Ayam kecapku beraroma gurih serta pedas yang terbayang luar biasa. Aku saja yang masak pengen banget, apalagi mereka! Tapi tidak etis kan jika si kacung yang makan duluan..
"Elsi! Sendok! Kau lupa sendoknya!" Garrick melengking keras, padahal aku sudah terlihat olehnya sedang datang membawa minuman.
Ku letak sari asli jeruk hangat, yang terlihat butir-butir buahnya. Terlihat nikmat dan segar.
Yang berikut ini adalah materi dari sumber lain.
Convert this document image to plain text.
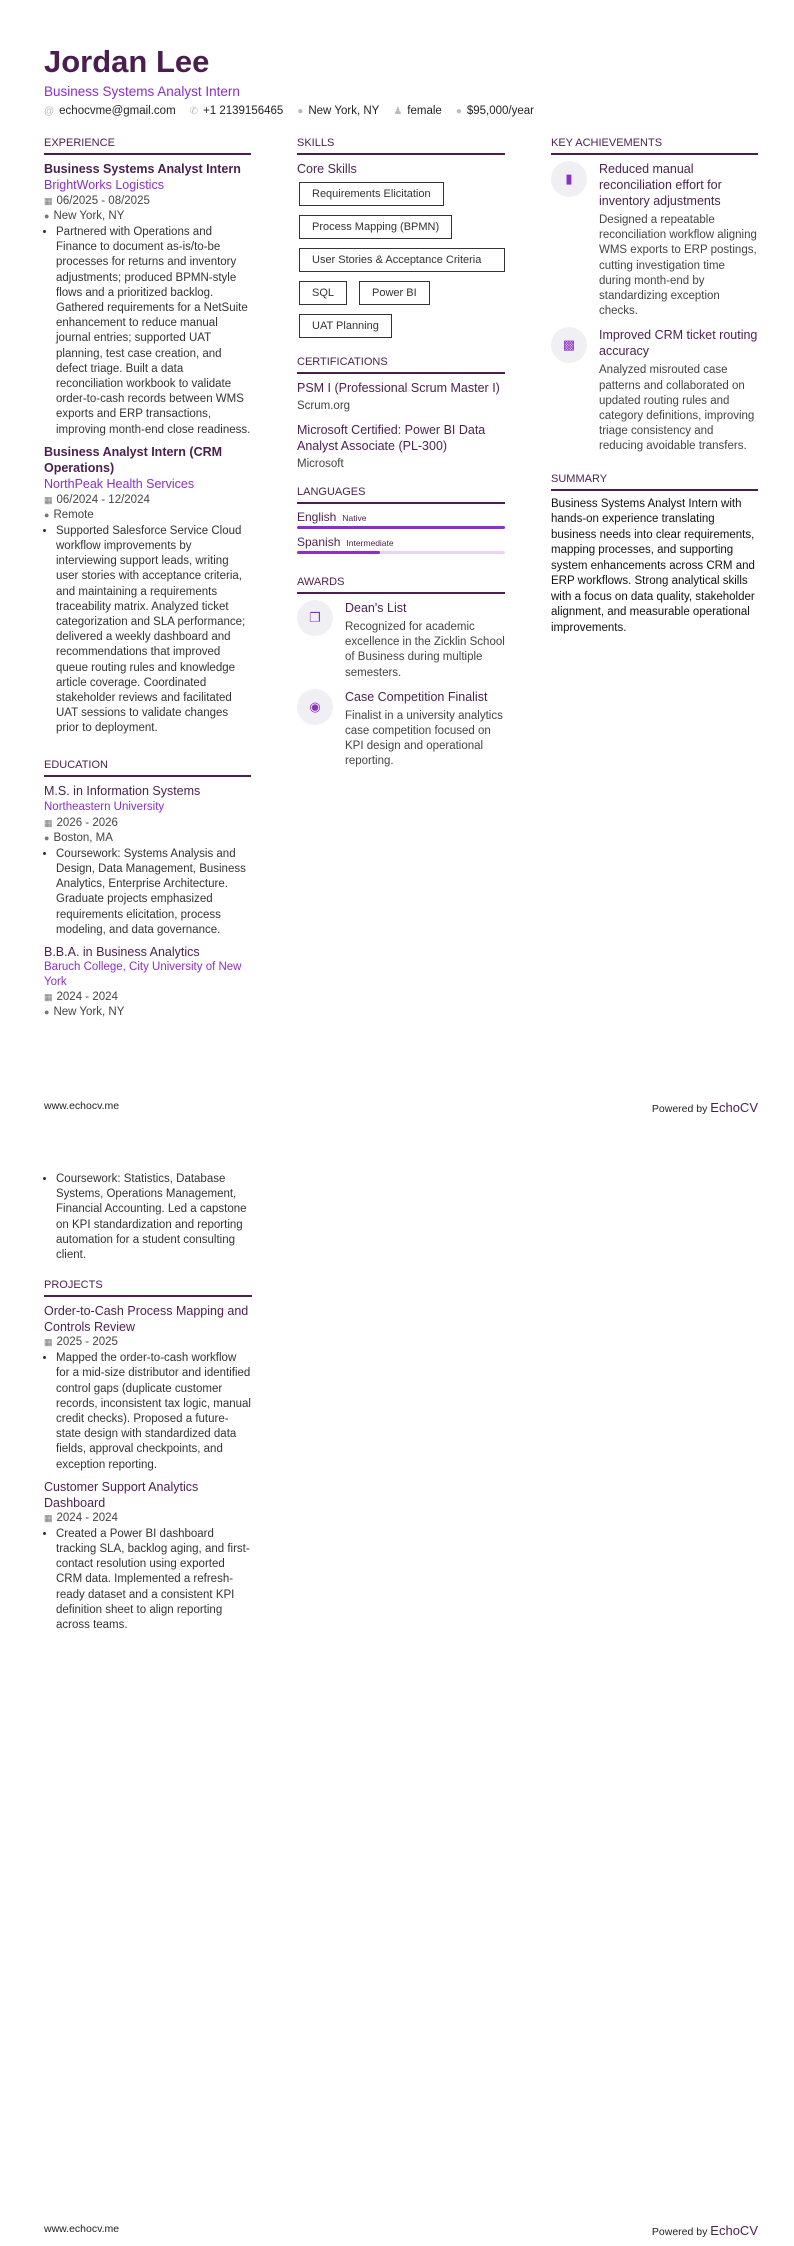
Jordan Lee
Business Systems Analyst Intern
@ echocvme@gmail.com ✆ +1 2139156465 ● New York, NY ♟ female ● $95,000/year
EXPERIENCE
Business Systems Analyst Intern
BrightWorks Logistics
▦ 06/2025 - 08/2025
● New York, NY
• Partnered with Operations and Finance to document as-is/to-be processes for returns and inventory adjustments; produced BPMN-style flows and a prioritized backlog. Gathered requirements for a NetSuite enhancement to reduce manual journal entries; supported UAT planning, test case creation, and defect triage. Built a data reconciliation workbook to validate order-to-cash records between WMS exports and ERP transactions, improving month-end close readiness.
Business Analyst Intern (CRM Operations)
NorthPeak Health Services
▦ 06/2024 - 12/2024
● Remote
• Supported Salesforce Service Cloud workflow improvements by interviewing support leads, writing user stories with acceptance criteria, and maintaining a requirements traceability matrix. Analyzed ticket categorization and SLA performance; delivered a weekly dashboard and recommendations that improved queue routing rules and knowledge article coverage. Coordinated stakeholder reviews and facilitated UAT sessions to validate changes prior to deployment.
EDUCATION
M.S. in Information Systems
Northeastern University
▦ 2026 - 2026
● Boston, MA
• Coursework: Systems Analysis and Design, Data Management, Business Analytics, Enterprise Architecture. Graduate projects emphasized requirements elicitation, process modeling, and data governance.
B.B.A. in Business Analytics
Baruch College, City University of New York
▦ 2024 - 2024
● New York, NY
SKILLS
Core Skills
Requirements Elicitation
Process Mapping (BPMN)
User Stories & Acceptance Criteria
SQL	Power BI
UAT Planning
CERTIFICATIONS
PSM I (Professional Scrum Master I)
Scrum.org
Microsoft Certified: Power BI Data Analyst Associate (PL-300)
Microsoft
LANGUAGES
English Native
Spanish Intermediate
AWARDS
❐
Dean's List
Recognized for academic excellence in the Zicklin School of Business during multiple semesters.
◉
Case Competition Finalist
Finalist in a university analytics case competition focused on KPI design and operational reporting.
KEY ACHIEVEMENTS
▮
Reduced manual reconciliation effort for inventory adjustments
Designed a repeatable reconciliation workflow aligning WMS exports to ERP postings, cutting investigation time during month-end by standardizing exception checks.
▩
Improved CRM ticket routing accuracy
Analyzed misrouted case patterns and collaborated on updated routing rules and category definitions, improving triage consistency and reducing avoidable transfers.
SUMMARY
Business Systems Analyst Intern with hands-on experience translating business needs into clear requirements, mapping processes, and supporting system enhancements across CRM and ERP workflows. Strong analytical skills with a focus on data quality, stakeholder alignment, and measurable operational improvements.
www.echocv.me	Powered by EchoCV
• Coursework: Statistics, Database Systems, Operations Management, Financial Accounting. Led a capstone on KPI standardization and reporting automation for a student consulting client.
PROJECTS
Order-to-Cash Process Mapping and Controls Review
▦ 2025 - 2025
• Mapped the order-to-cash workflow for a mid-size distributor and identified control gaps (duplicate customer records, inconsistent tax logic, manual credit checks). Proposed a future-state design with standardized data fields, approval checkpoints, and exception reporting.
Customer Support Analytics Dashboard
▦ 2024 - 2024
• Created a Power BI dashboard tracking SLA, backlog aging, and first-contact resolution using exported CRM data. Implemented a refresh-ready dataset and a consistent KPI definition sheet to align reporting across teams.
www.echocv.me	Powered by EchoCV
"Sendok El!" Memang sebal..tapi misiku berhasil. Garrick yang mungkin sudah mencandu hasil sulap tanganku, apapun masakan yang ku buat, terlihat resah tak sabar tanpa sendok. Sendok yang sengaja ku tutup kain lap tangan dalam baki memang tidak terlihat.
Si Dora, alias Anggun, langsung menyambar air jeruk hangat yang baru saja ku letak. Aku tahu, Anggun ingin mengobati gersang lidahnya dengan berpura-pura dahaga.
"Silahkan dinikmati, jangan lupa kasih saya tips ya boss..." Ku beri senyum termanisku sambil ku ulur sendok tawananku pada mereka. Secepat gojek, tangan Garrick menyambar. Mata coklatnya menjeling tajam padaku. Dora melirik sinis dengan matanya. Aha..ha...terserah...tatap mata kalian sedang tidak bermakna untukku.
*******
Bang! Bang! Bang! Bang! Bang!
Aku terkaget dengan bunyi bising di pintu kamar. Garrick pasti sedang menendang-nendang di pintu bilikku. Benar, Garrick berdiri garang setelah pintu kamar ku buka lebar-lebar. Mata coklat tajamnya sedikit meredup melihatku. Kata bujang, wanita tanggung seumurku akan jauh nampak menawan saat baru bangun dari tidur. Koreksi.. kata pujangga yaa..bukan bujang!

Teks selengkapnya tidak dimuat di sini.